Speaking at a town hall meeting in Washington, Geithner told a group of college students that they can expect “a stronger economy with more opportunity” when they graduate next year.
Still, the improving economy and growing demand for goods and services, particularly in developing countries, should lead to more hiring in the United States, according to Geithner.
“As demand grows, businesses will have to bring more people back to work,” he said. “That process is happening now, we just want it to accelerate.”
The Labor Department said last week that employers added 36,000 jobs in January, falling far short of economists’ expectations. Meanwhile, the unemployment rate unexpectedly eased to 9%from 9.4% the month before.
Geithner said the drop in unemployment “probably overstates” the strength in the job market, while the smaller-than-expected rise in payrolls “understates” the improving trend in hiring.

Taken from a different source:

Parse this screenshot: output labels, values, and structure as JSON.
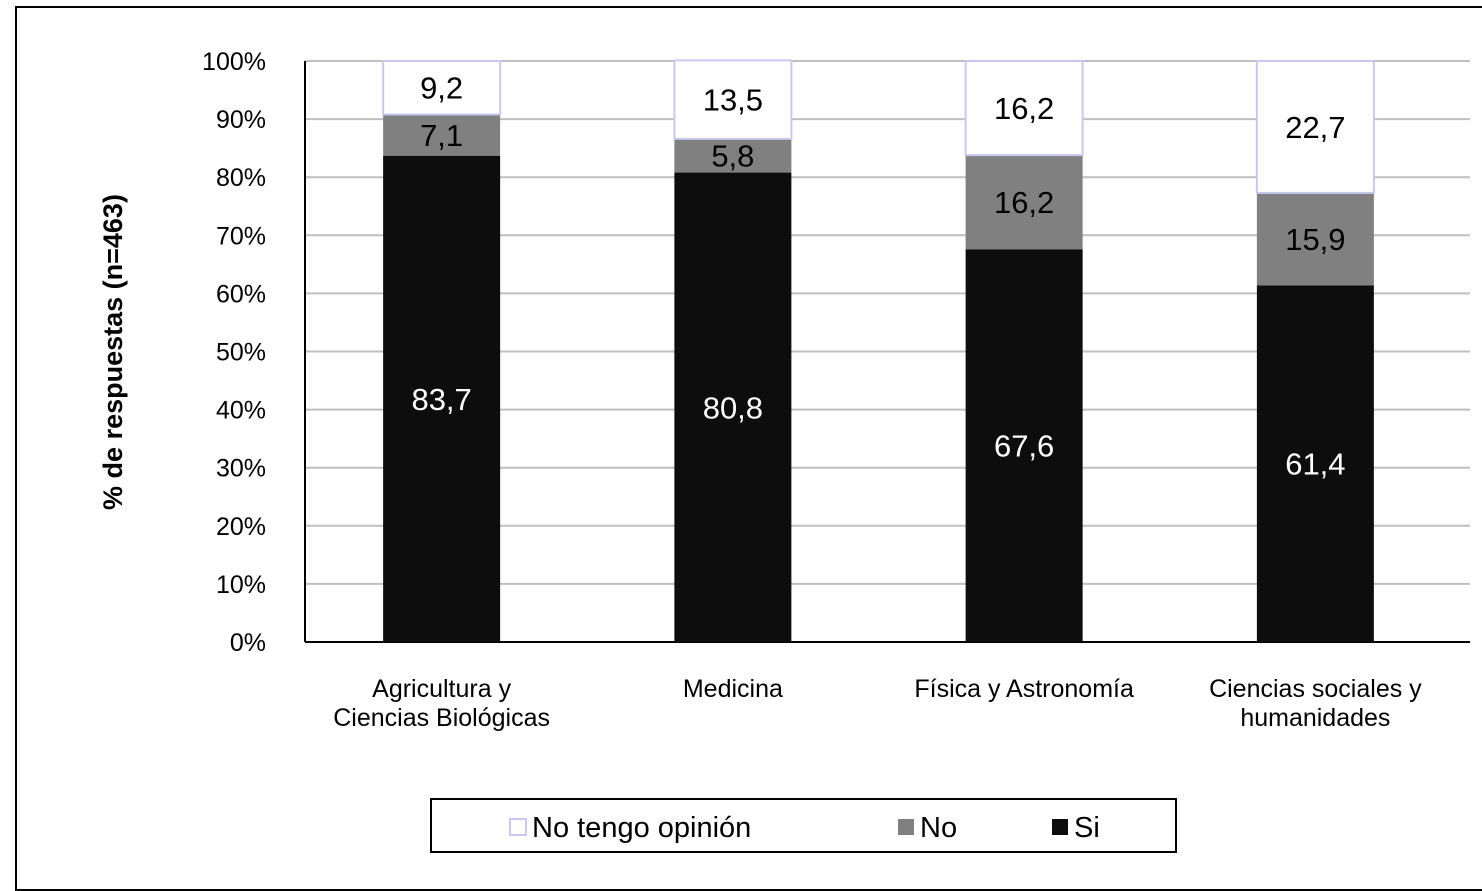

In response to a question about the deficit, Geithner said bringing down the nation’s long-term debt is necessary for future economic growth. But he stressed that government should continue to invest in areas such as education and infrastructure to ensure America’s competitiveness.
The challenge for policymakers, he said, is to “make sure we spend taxpayer resources more wisely, but do it in a way that brings down deficits.”
This is a “fundamentally manageable issue for our country,” he added.
Geithner said he was encouraged by the recent “spirit of cooperation” in Washington, citing the tax cut deal Congress passed late last year.
He said President Obama’s budget proposal, due next week, will be “growth friendly” and “good for the middle class.”
The Treasury Secretary was also asked about reforming the corporate tax code, which businesses say is cumbersome and hurts economic growth.
Geithner said reforms should be “revenue neutral,” but he stopped short of endorsing a tax holiday on the income businesses derive overseas.
“We’re not going to ask Americans to pay higher taxes so we can lower taxes on businesses,” he said.